Волевая мощь, которую вызывал в себе, еще чуть-чуть продвинула меня по лестнице, я уцепился за жесть, уравновесил лестницу. К сердцу прихлынула спасительная отрада.
Это отступление, Марат, я сделал потому, что оно сходно с тем чувством, которое я испытал в ванной комнате. Я не мог сдвинуться с места, чтобы выйти оттуда. Не страх удерживал, хоть я и предполагал, что ты способен на месть, — земное тяготение нравственности. Я чувствовал себя предателем перед нашей с тобой дружбой, распутником перед подозрением Терезы Евгеньевны: почему, дескать, Инна так долго пропадала в ванной комнате? В ту пору самое что ни на есть целомудренное проявление близости я воспринимал как непереносимое моральное падение, единственным спасением от которого являлось самоубийство.
Тогда у меня была двуствольная «тулка». Когда Инна вернулась за мной, я обещал себе застрелиться и пробовал вообразить это. Тут ее руки обвились вокруг моей шеи. Я и не подозревал, Марат, что могу быть так прочно-напрочно обнят девушкой.

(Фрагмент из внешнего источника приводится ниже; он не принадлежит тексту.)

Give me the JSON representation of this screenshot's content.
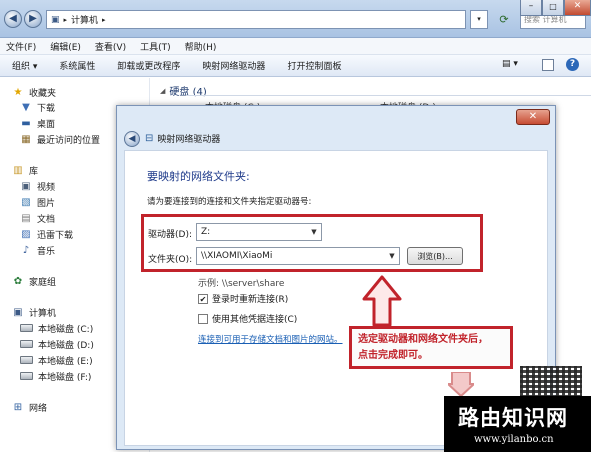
{
  "explorer": {
    "address_root": "计算机",
    "search_placeholder": "搜索 计算机",
    "menu": [
      "文件(F)",
      "编辑(E)",
      "查看(V)",
      "工具(T)",
      "帮助(H)"
    ],
    "toolbar": [
      "组织 ▾",
      "系统属性",
      "卸载或更改程序",
      "映射网络驱动器",
      "打开控制面板"
    ]
  },
  "sidebar": {
    "favorites": {
      "label": "收藏夹",
      "items": [
        "下载",
        "桌面",
        "最近访问的位置"
      ]
    },
    "libraries": {
      "label": "库",
      "items": [
        "视频",
        "图片",
        "文档",
        "迅雷下载",
        "音乐"
      ]
    },
    "homegroup": "家庭组",
    "computer": {
      "label": "计算机",
      "drives": [
        "本地磁盘 (C:)",
        "本地磁盘 (D:)",
        "本地磁盘 (E:)",
        "本地磁盘 (F:)"
      ]
    },
    "network": "网络"
  },
  "content": {
    "section_title": "硬盘 (4)",
    "drive_labels": [
      "本地磁盘 (C:)",
      "本地磁盘 (D:)"
    ]
  },
  "dialog": {
    "title": "映射网络驱动器",
    "heading": "要映射的网络文件夹:",
    "instruction": "请为要连接到的连接和文件夹指定驱动器号:",
    "drive_label": "驱动器(D):",
    "drive_value": "Z:",
    "folder_label": "文件夹(O):",
    "folder_value": "\\\\XIAOMI\\XiaoMi",
    "browse_button": "浏览(B)...",
    "example": "示例: \\\\server\\share",
    "reconnect_label": "登录时重新连接(R)",
    "reconnect_checked": true,
    "other_credentials_label": "使用其他凭据连接(C)",
    "other_credentials_checked": false,
    "link": "连接到可用于存储文档和图片的网站。"
  },
  "annotation": {
    "line1": "选定驱动器和网络文件夹后，",
    "line2": "点击完成即可。"
  },
  "watermark": {
    "title": "路由知识网",
    "url": "www.yilanbo.cn"
  },
  "colors": {
    "annotation_red": "#c1232b",
    "link_blue": "#1a5fb4"
  }
}
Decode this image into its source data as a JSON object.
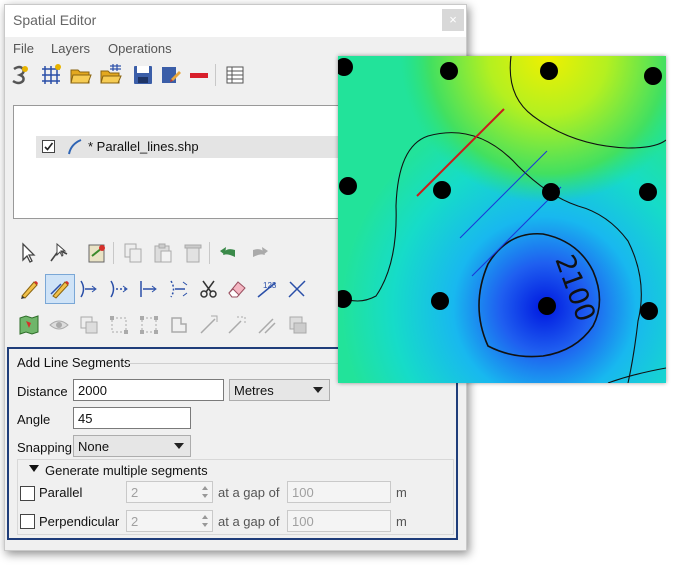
{
  "window": {
    "title": "Spatial Editor",
    "close": "×"
  },
  "menu": [
    "File",
    "Layers",
    "Operations"
  ],
  "layers": {
    "items": [
      {
        "name": "* Parallel_lines.shp",
        "checked": true
      }
    ]
  },
  "map": {
    "contour_label": "2100"
  },
  "panel": {
    "title": "Add Line Segments",
    "distance_label": "Distance",
    "distance_value": "2000",
    "units_value": "Metres",
    "angle_label": "Angle",
    "angle_value": "45",
    "snapping_label": "Snapping",
    "snapping_value": "None",
    "multiple_label": "Generate multiple segments",
    "parallel_label": "Parallel",
    "parallel_count": "2",
    "gap_label": "at a gap of",
    "parallel_gap": "100",
    "unit_m": "m",
    "perpendicular_label": "Perpendicular",
    "perpendicular_count": "2",
    "perpendicular_gap": "100"
  }
}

Мы с Инной были одинакового роста. Обвиваясь руками вокруг шеи, она возвысилась надо мной — встала на цыпочки, подвела свои пальцы под мой подбородок, и я откинулся затылком на ее локти, сведенные угол в угол. Казалось, нельзя обвиться обвивней, но ее рукам удалось сомкнуться еще тесней. Моим невольным побуждением было покрутить головой, расслабить ее объятья. Но даже шеи не повернул. Однажды, переезжая на пароме через Урал, я слышал, как мужчина в очках, вероятно историк, рассказывал своему товарищу о снаряде для дознания, называющемся испанским воротником. Этот пыточный воротник надевали на шею узника и сжимали с помощью винта. Сознаю: глупо, что мне вспомнился испанский воротник, когда, обнятый Инной, я не смог шевельнуться. И стыжусь, что за воспоминанием явился восторг, правда, с поцелуем Инны, который, хоть я и страдал — вдруг да войдет ее мать! — до такой степени безотрадно было оборвать, что мнилось: от этого лопнет сердце.